Qui n’a pas grandi ou vécu assez longtemps à Montréal ne sera peut-être pas en mesure d’apprécier la « célébration de véritables trésors à préserver à tout prix » que propose le journaliste Sébastien Diaz avec Montréal kitsch, véritable tournée de ces lieux qui n’ont subi aucune transformation depuis les années 1950, 1960 et 1970. Du très inscrit dans le temps jusqu’au mauvais goût initial devenu aujourd’hui « vintage », il y a dans l’inventaire proposé par Diaz quelque chose d’attendrissant et de surréaliste à la fois qui rappellera à ceux qui avaient vingt ans il y a vingt ans et plus des souvenirs si nombreux qu’ils en auraient pour des soirées à les raconter.

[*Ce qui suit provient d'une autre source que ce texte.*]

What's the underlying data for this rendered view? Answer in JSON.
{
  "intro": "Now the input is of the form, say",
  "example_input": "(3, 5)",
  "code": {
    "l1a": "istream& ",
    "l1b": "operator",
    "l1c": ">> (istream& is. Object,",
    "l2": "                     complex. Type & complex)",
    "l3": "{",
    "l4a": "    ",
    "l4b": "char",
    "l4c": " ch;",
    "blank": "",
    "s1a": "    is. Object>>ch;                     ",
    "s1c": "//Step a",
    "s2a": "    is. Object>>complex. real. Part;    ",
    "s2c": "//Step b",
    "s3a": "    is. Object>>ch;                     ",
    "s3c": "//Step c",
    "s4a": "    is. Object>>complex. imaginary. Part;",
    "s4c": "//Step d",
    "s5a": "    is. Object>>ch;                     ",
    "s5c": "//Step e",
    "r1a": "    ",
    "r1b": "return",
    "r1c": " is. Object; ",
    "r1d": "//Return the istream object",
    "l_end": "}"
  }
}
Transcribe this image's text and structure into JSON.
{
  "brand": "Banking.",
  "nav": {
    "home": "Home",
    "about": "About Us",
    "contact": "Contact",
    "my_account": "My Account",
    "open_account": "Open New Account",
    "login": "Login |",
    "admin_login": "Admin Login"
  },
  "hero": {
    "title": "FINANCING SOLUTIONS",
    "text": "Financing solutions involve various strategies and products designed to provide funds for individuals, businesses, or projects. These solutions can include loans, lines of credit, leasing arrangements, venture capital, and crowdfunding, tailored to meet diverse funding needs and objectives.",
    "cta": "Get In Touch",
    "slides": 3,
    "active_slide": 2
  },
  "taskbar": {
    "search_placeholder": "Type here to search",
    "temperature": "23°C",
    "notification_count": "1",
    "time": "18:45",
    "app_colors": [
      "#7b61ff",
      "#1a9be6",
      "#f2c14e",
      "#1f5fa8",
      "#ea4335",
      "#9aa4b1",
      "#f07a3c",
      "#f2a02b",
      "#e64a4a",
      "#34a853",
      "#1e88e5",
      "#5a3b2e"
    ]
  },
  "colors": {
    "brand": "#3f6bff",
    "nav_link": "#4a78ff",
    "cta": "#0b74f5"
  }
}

Pensons à la Binerie Mont-Royal, immuable depuis des décennies, mentionnée dans tous les guides sur Montréal, laquelle a servi de décor au Matou d’Yves Beauchemin. Au Blanche-Neige, ouvert 24 heures, où on trouvait autrefois attablés à n’importe quelle heure du jour et de la nuit des étudiants de l’Université de Montréal, particulièrement en fin de session ou quand le Clan Destin était fermé. À Ameublement Elvis où nombre d’amis ont acheté des cuisinières et réfrigérateurs au propriétaire de la boutique qui s’habillait comme son idole, lequel ornait sa devanture, son camion et ses cartes de visite. Au Jardin Tiki de la rue Sherbrooke Est où vous pourrez même vous asseoir dans la chaise d’Emmanuelle. À l’Orange Juliep de la rue Décarie, qu’on aperçoit de loin et qui n’a plus besoin de présentation. Au Chinatown. Au restaurant Schwartz’s. À la brasserie Magnan, dont le décor n’a pas changé d’un poil depuis des décennies, sauf pour les télévisions au mur qui sont passées à la haute définition. Aux différentes succursales des Dairy Queen aux enseignes inchangées, mais auxquelles on retourne avec joie dès la saison de la crème glacée enfin revenue.
Pensons à ces lieux. À nombre d’autres. Revisitons-les en vrai ou le temps de quelques pages de ce Montréal kitsch très bien fait en ce qui concerne le contenu, mais un peu moins en ce qui concerne le contenant, les photos étant peu réussies et surtout banales, alors que le texte est vivant et truffé d’anecdotes.
À offrir à ceux qui disent « Dans mon temps… » et aux Montréalais nostalgiques ou curieux.